Hol Dir erst mal ein Taschentuch, und setz Dich ganz ruhig hin. Du brauchst jetzt gute Nerven. So Gott will, werden wir uns sehr bald wiedersehen. Seit meinem letzten Brief aus Mombasa, den ich Dir am Tag meiner Ankunft schrieb, ist so viel passiert, dass ich immer noch ganz wirr (1) im Kopf bin. Ich war nur eine Woche in Nairobi und schon sehr niedergeschlagen, weil mir jeder sagte, dass ich mich hier ohne Englischkenntnisse gar nicht erst um eine Arbeit in der Stadt umzusehen brauchte. Ich sah aber auch keine Möglichkeit, auf einer Farm unterzukommen (2). Dann wurde ich vor einer Woche zu einer reichen jüdischen Familie eingeladen.
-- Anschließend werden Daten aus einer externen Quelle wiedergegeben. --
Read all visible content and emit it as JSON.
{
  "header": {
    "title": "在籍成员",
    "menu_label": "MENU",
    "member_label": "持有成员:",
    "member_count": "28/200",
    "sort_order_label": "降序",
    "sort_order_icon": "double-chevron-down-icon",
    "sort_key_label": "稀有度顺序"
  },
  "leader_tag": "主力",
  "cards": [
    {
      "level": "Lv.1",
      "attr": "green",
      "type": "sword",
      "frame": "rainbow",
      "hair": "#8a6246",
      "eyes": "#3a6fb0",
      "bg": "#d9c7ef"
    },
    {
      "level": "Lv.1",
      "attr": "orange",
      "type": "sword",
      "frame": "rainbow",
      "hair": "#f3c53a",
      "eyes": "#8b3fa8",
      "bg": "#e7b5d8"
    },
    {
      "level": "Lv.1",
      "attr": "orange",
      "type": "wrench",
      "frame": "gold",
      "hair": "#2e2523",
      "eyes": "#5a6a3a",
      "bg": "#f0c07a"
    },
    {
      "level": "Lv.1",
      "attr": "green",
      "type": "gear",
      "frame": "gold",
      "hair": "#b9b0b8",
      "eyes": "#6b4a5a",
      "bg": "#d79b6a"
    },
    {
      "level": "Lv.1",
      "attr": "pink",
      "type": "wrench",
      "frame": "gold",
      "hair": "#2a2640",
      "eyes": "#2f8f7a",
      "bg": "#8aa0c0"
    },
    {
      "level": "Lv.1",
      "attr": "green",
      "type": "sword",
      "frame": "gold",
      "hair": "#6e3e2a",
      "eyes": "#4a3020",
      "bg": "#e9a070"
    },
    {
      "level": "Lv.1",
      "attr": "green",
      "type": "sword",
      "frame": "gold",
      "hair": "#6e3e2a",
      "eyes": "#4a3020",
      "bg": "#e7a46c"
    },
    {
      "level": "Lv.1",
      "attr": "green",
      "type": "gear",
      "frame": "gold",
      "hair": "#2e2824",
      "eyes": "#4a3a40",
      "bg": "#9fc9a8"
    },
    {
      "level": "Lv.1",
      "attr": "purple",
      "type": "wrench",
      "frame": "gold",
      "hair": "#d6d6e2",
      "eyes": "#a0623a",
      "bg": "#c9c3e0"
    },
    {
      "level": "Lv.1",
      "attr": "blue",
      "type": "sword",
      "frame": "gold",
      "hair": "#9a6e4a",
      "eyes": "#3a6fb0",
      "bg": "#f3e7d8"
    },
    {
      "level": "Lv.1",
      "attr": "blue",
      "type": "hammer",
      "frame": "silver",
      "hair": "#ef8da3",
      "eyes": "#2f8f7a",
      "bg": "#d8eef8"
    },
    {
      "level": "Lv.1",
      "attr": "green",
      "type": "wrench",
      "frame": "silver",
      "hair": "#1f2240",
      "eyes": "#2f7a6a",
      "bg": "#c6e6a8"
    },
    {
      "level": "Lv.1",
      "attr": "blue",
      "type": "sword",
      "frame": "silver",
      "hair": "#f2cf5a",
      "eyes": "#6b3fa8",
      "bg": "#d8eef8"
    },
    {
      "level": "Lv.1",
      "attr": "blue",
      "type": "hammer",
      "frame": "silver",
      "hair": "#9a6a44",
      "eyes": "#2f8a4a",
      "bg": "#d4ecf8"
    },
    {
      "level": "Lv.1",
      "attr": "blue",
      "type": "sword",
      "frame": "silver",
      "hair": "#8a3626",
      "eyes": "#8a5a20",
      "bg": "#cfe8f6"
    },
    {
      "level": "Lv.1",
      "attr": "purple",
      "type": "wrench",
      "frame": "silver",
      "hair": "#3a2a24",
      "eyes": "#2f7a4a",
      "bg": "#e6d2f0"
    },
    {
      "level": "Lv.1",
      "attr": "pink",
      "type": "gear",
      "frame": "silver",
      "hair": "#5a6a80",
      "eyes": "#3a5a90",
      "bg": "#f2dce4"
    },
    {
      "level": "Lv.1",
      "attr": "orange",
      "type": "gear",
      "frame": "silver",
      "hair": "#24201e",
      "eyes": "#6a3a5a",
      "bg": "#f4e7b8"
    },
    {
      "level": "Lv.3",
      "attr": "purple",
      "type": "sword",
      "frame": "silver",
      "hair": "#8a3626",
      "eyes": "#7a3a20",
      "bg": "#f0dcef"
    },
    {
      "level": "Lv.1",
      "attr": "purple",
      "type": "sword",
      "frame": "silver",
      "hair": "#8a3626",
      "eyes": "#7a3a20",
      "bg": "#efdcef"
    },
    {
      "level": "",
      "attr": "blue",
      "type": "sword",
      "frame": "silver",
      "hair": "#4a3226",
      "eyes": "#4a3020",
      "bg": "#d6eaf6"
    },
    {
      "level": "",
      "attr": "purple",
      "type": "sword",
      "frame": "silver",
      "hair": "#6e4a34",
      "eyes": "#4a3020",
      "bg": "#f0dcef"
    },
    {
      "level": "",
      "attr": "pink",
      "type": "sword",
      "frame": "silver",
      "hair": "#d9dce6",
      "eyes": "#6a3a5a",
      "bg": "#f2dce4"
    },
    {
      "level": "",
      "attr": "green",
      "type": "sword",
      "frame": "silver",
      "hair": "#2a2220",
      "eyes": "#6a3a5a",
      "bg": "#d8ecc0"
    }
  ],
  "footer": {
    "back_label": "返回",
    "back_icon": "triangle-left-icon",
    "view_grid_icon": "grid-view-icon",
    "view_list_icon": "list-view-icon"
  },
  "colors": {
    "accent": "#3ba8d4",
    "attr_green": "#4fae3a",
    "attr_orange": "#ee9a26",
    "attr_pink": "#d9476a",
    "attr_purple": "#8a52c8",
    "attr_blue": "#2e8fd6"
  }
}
Die Familie Rubens lebt schon seit fünfzig Jahren in Kenia. Der alte Rubens ist Vorsitzender der Jüdischen Gemeinde Nairobi (3), und die wiederum kümmert sich um die Refugees (das sind wir), wenn sie frisch ins Land kommen.

Bei Rubens' war man außer sich, als herauskam, dass Du und Regina noch in Deutschland seid. Hier sieht man die Dinge ganz anders als zu Hause. Mich hat man sofort auf eine Farm verfrachtet (4), damit wir alle drei erst mal eine Unterkunft haben und ich wenigstens etwas verdienen kann.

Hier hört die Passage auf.